At our sister publication Online Banking Report, we've predicted that the total number of branches in the United States will fall by about 40% during the next 20 years (see note 1). Given expected population growth, that equates to about half the number of branches per million (using the BIS baseline, our projection is that the U.S. would have fewer than 200 branches per million in 2025).  The reason for the decline is the rise of the out-of-branch channels: phone, online, ATM, and soon mobile (see note 2).

Here's some interesting data from the Bank for International Settlements <>. Click on the table below to read the five-year data trend. The 270-page PDF is located here.

Interestingly, of the 13 countries covered in the report, only Hong Kong, Singapore, Sweden and The Netherlands have fewer branches per capita than the United States. We have almost 25% less than the 13-country average. Only two countries showed an increase in the 2001-2005 period: Italy which added 1,500 branches and the United States which grew about 6,000 (see note 2).

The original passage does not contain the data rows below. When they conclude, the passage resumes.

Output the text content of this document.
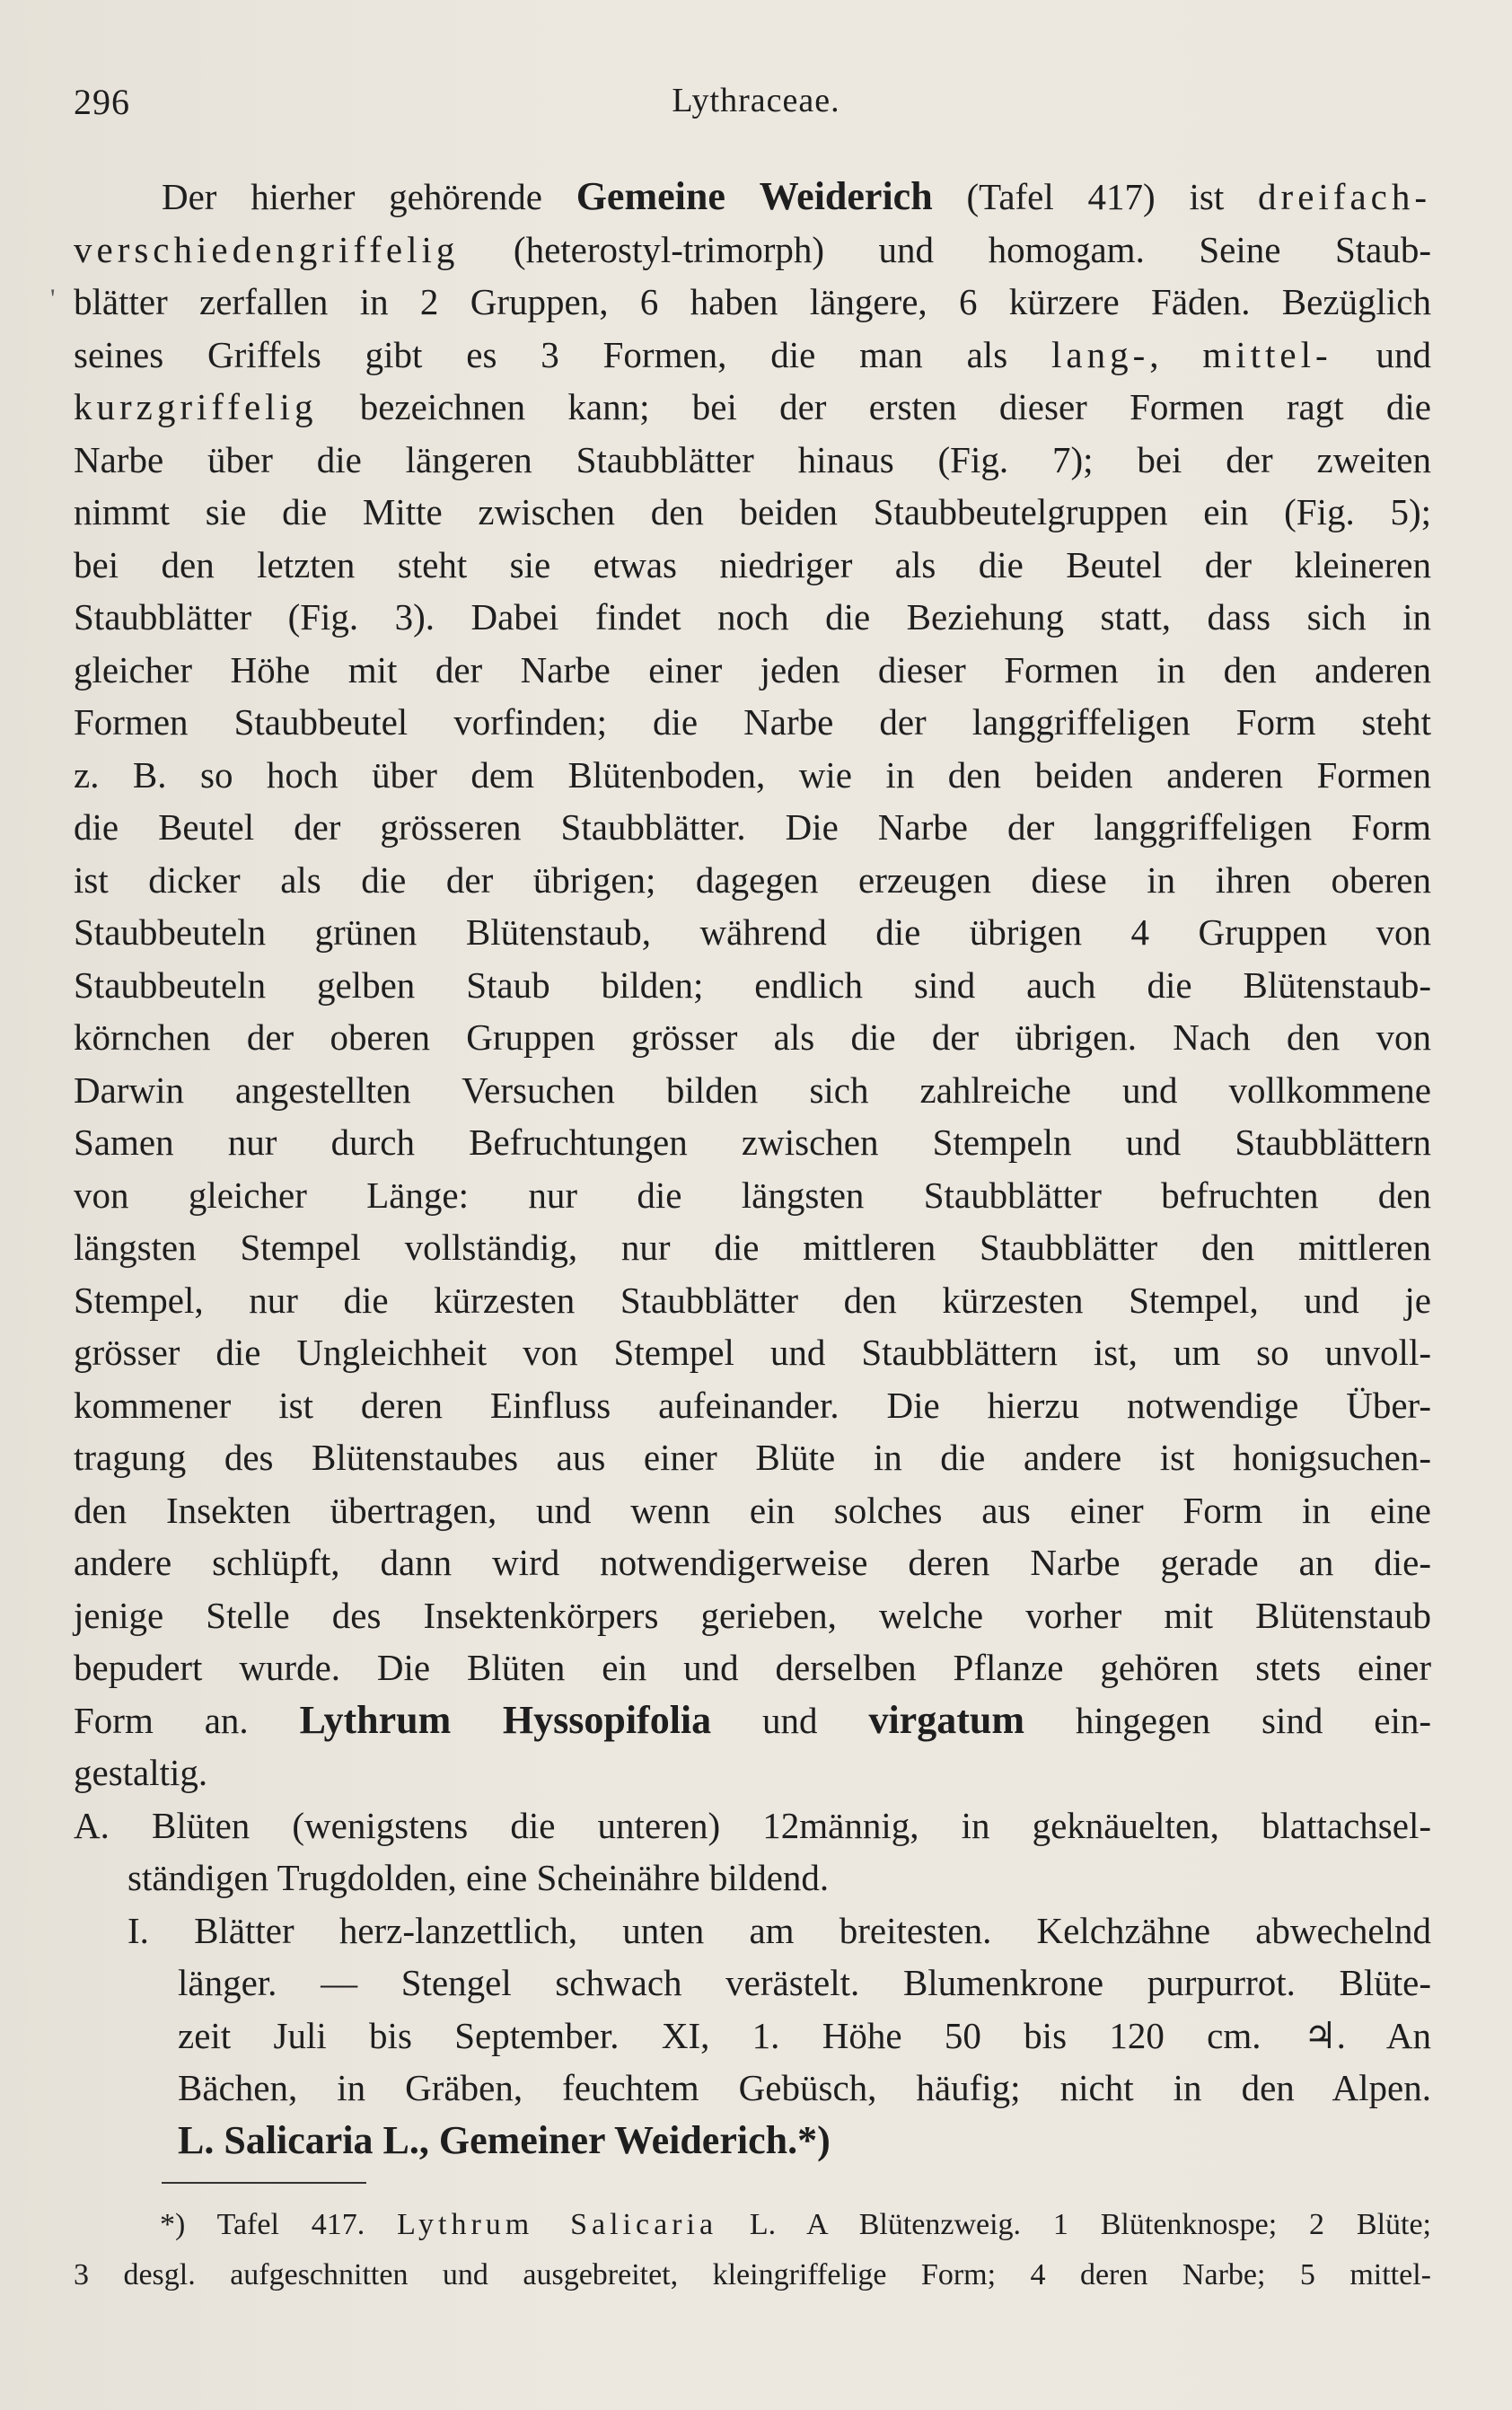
296	Lythraceae.
'
Der hierher gehörende Gemeine Weiderich (Tafel 417) ist dreifach-
verschiedengriffelig (heterostyl-trimorph) und homogam. Seine Staub-
blätter zerfallen in 2 Gruppen, 6 haben längere, 6 kürzere Fäden. Bezüglich
seines Griffels gibt es 3 Formen, die man als lang-, mittel- und
kurzgriffelig bezeichnen kann; bei der ersten dieser Formen ragt die
Narbe über die längeren Staubblätter hinaus (Fig. 7); bei der zweiten
nimmt sie die Mitte zwischen den beiden Staubbeutelgruppen ein (Fig. 5);
bei den letzten steht sie etwas niedriger als die Beutel der kleineren
Staubblätter (Fig. 3). Dabei findet noch die Beziehung statt, dass sich in
gleicher Höhe mit der Narbe einer jeden dieser Formen in den anderen
Formen Staubbeutel vorfinden; die Narbe der langgriffeligen Form steht
z. B. so hoch über dem Blütenboden, wie in den beiden anderen Formen
die Beutel der grösseren Staubblätter. Die Narbe der langgriffeligen Form
ist dicker als die der übrigen; dagegen erzeugen diese in ihren oberen
Staubbeuteln grünen Blütenstaub, während die übrigen 4 Gruppen von
Staubbeuteln gelben Staub bilden; endlich sind auch die Blütenstaub-
körnchen der oberen Gruppen grösser als die der übrigen. Nach den von
Darwin angestellten Versuchen bilden sich zahlreiche und vollkommene
Samen nur durch Befruchtungen zwischen Stempeln und Staubblättern
von gleicher Länge: nur die längsten Staubblätter befruchten den
längsten Stempel vollständig, nur die mittleren Staubblätter den mittleren
Stempel, nur die kürzesten Staubblätter den kürzesten Stempel, und je
grösser die Ungleichheit von Stempel und Staubblättern ist, um so unvoll-
kommener ist deren Einfluss aufeinander. Die hierzu notwendige Über-
tragung des Blütenstaubes aus einer Blüte in die andere ist honigsuchen-
den Insekten übertragen, und wenn ein solches aus einer Form in eine
andere schlüpft, dann wird notwendigerweise deren Narbe gerade an die-
jenige Stelle des Insektenkörpers gerieben, welche vorher mit Blütenstaub
bepudert wurde. Die Blüten ein und derselben Pflanze gehören stets einer
Form an. Lythrum Hyssopifolia und virgatum hingegen sind ein-
gestaltig.
A. Blüten (wenigstens die unteren) 12männig, in geknäuelten, blattachsel-
ständigen Trugdolden, eine Scheinähre bildend.
I. Blätter herz-lanzettlich, unten am breitesten. Kelchzähne abwechelnd
länger. — Stengel schwach verästelt. Blumenkrone purpurrot. Blüte-
zeit Juli bis September. XI, 1. Höhe 50 bis 120 cm. ♃. An
Bächen, in Gräben, feuchtem Gebüsch, häufig; nicht in den Alpen.
L. Salicaria L., Gemeiner Weiderich.*)
*) Tafel 417. Lythrum Salicaria L. A Blütenzweig. 1 Blütenknospe; 2 Blüte;
3 desgl. aufgeschnitten und ausgebreitet, kleingriffelige Form; 4 deren Narbe; 5 mittel-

Here's the list in order of most branches to fewest per million inhabitants:

1. Italy                 >>> 762
2. Switzerland   >>> 701
3. France            >>> 649
4. Belgium          >>> 566
5. Germany        >>> 561
6. UK                     >>> 472
<< <AVERAGE >>> 471
7. Japan               >>> 459
8. Canada             >>> 441
9. U.S.                    >>> 372
10. Sweden          >>> 295
11. Netherlands >>> 270
12. Hong Kong   >>> 249
13. Singapore     >>>  111


1. See Online Banking Report's Decline of the Branch (#128), published May 2006.

2. Tom Brown's been writing about the trouble some banking chains have been having with the performance of their new de novo branches (see here).  

3. In 2001 and 2002, the U.S. branch total in the BIS data-set excluded credit unions.